Another advantage of REITs is their structure. By law, they must return a large portion of their taxable income to shareholders in the form of dividends. That makes them especially attractive for investors looking to generate consistent cash flow, even during uncertain market conditions.
Here are two REITs well-positioned to deliver these benefits today, making them an appropriate choice for income-oriented investors.
Crown Castle
With a yield of 5.5%, Crown Castle (NYSE: CCI) operates and leases more than 40,000 cell towers and approximately 90,000 route miles of fiber supporting small cells and fiber solutions across every major U.S. market. This infrastructure plays a critical role in keeping wireless networks running, especially as data usage continues to surge with 5G expansion.
The company also just declared a $ 1.0625-per-share quarterly dividend, payable on March 31 to shareholders of record as of March 13.
Most recently, the company posted fourth-quarter funds from operations (FFO) of $1.01, which beat expectations by five cents. Revenue of $1.07 billion, while down 4.5% year over year, still came in ahead of estimates. Management noted that full-year 2025 results exceeded expectations across key metrics.
Looking ahead, Crown Castle is making strategic changes aimed at improving efficiency and maximizing shareholder value. For long-term investors, its position in essential communications infrastructure could provide steady income along with gradual growth potential.
Digital Realty Trust
With a yield of 2.77%, Digital Realty Trust (NYSE: DLR) is one of the largest REITs in the U.S., operating more than 300 data centers worldwide. As demand for data storage and processing continues to surge, the company is well-positioned to benefit from one of the most important technology trends of the next decade.
The company recently declared a quarterly dividend of $1.22 per share, payable on March 31 to shareholders of record as of March 13.
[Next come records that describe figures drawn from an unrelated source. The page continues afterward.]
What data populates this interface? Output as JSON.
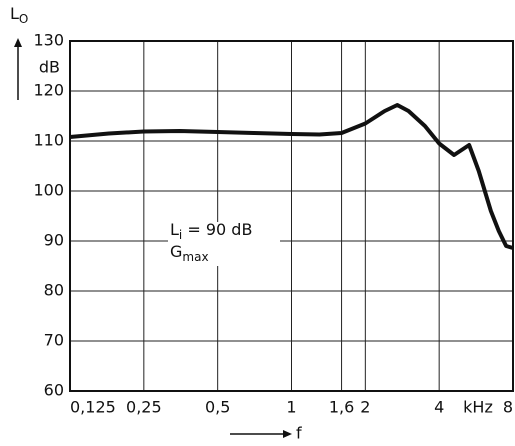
{
  "chart_data": {
    "type": "line",
    "ylabel": "L",
    "ylabel_sub": "O",
    "yunit": "dB",
    "xlabel": "f",
    "xunit": "kHz",
    "annotation": {
      "line1": "L",
      "line1_sub": "i",
      "line1_rest": " = 90 dB",
      "line2": "G",
      "line2_sub": "max"
    },
    "xscale": "log",
    "xlim": [
      0.125,
      8
    ],
    "ylim": [
      60,
      130
    ],
    "xticks": [
      {
        "value": 0.125,
        "label": "0,125"
      },
      {
        "value": 0.25,
        "label": "0,25"
      },
      {
        "value": 0.5,
        "label": "0,5"
      },
      1,
      {
        "value": 1.6,
        "label": "1,6"
      },
      2,
      4,
      8
    ],
    "yticks": [
      60,
      70,
      80,
      90,
      100,
      110,
      120,
      130
    ],
    "grid": true,
    "series": [
      {
        "color": "#111111",
        "x": [
          0.125,
          0.18,
          0.25,
          0.35,
          0.5,
          0.7,
          1,
          1.3,
          1.6,
          2,
          2.4,
          2.7,
          3,
          3.5,
          4,
          4.6,
          5.3,
          5.8,
          6.5,
          7,
          7.5,
          8
        ],
        "values": [
          110.8,
          111.5,
          111.9,
          112,
          111.8,
          111.6,
          111.4,
          111.3,
          111.6,
          113.5,
          116,
          117.2,
          116,
          113,
          109.5,
          107.2,
          109.2,
          104,
          96,
          92,
          89,
          88.6
        ]
      }
    ]
  }
}
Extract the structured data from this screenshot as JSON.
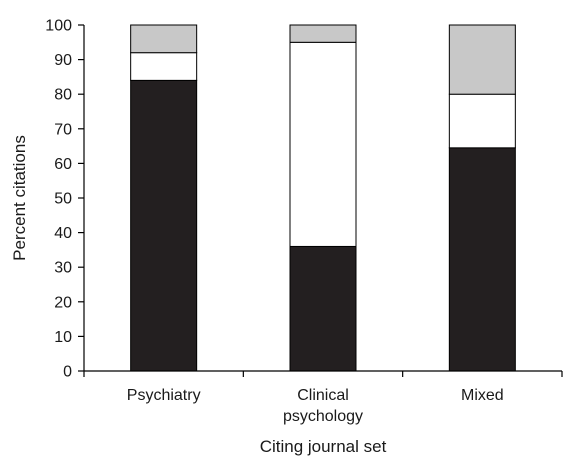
{
  "chart_data": {
    "type": "bar",
    "stacked": true,
    "categories": [
      [
        "Psychiatry"
      ],
      [
        "Clinical",
        "psychology"
      ],
      [
        "Mixed"
      ]
    ],
    "series": [
      {
        "values": [
          84,
          36,
          64.5
        ],
        "color": "#231f20"
      },
      {
        "values": [
          8,
          59,
          15.5
        ],
        "color": "#ffffff"
      },
      {
        "values": [
          8,
          5,
          20
        ],
        "color": "#c8c8c8"
      }
    ],
    "xlabel": "Citing journal set",
    "ylabel": "Percent citations",
    "ylim": [
      0,
      100
    ],
    "yticks": [
      0,
      10,
      20,
      30,
      40,
      50,
      60,
      70,
      80,
      90,
      100
    ],
    "grid": false,
    "legend": "none"
  }
}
Much of Digital Realty’s growth is being driven by the artificial intelligence boom. As companies invest heavily in AI, cloud computing, and big data, demand for data center capacity is expected to grow rapidly. In fact, analysts expect data center demand to rise significantly through 2030, with supply still struggling to keep up in key markets.

Financially, the company continues to show solid performance. In its fourth quarter, funds from operations came in at $1.81, just slightly below expectations, while revenue of $1.63 billion beat estimates and showed steady growth.
A Simple Way to Generate Income
In uncertain markets, smart investors keep things simple: focus on steady income and long-term growth. REITs like Crown Castle and Digital Realty Trust offer both, with reliable dividends and exposure to strong trends like wireless infrastructure and artificial intelligence.
No stock is risk-free, but companies with consistent cash flow can help reduce volatility and keep your portfolio on track. Over time, it’s this kind of disciplined, income-focused approach that can make a real difference.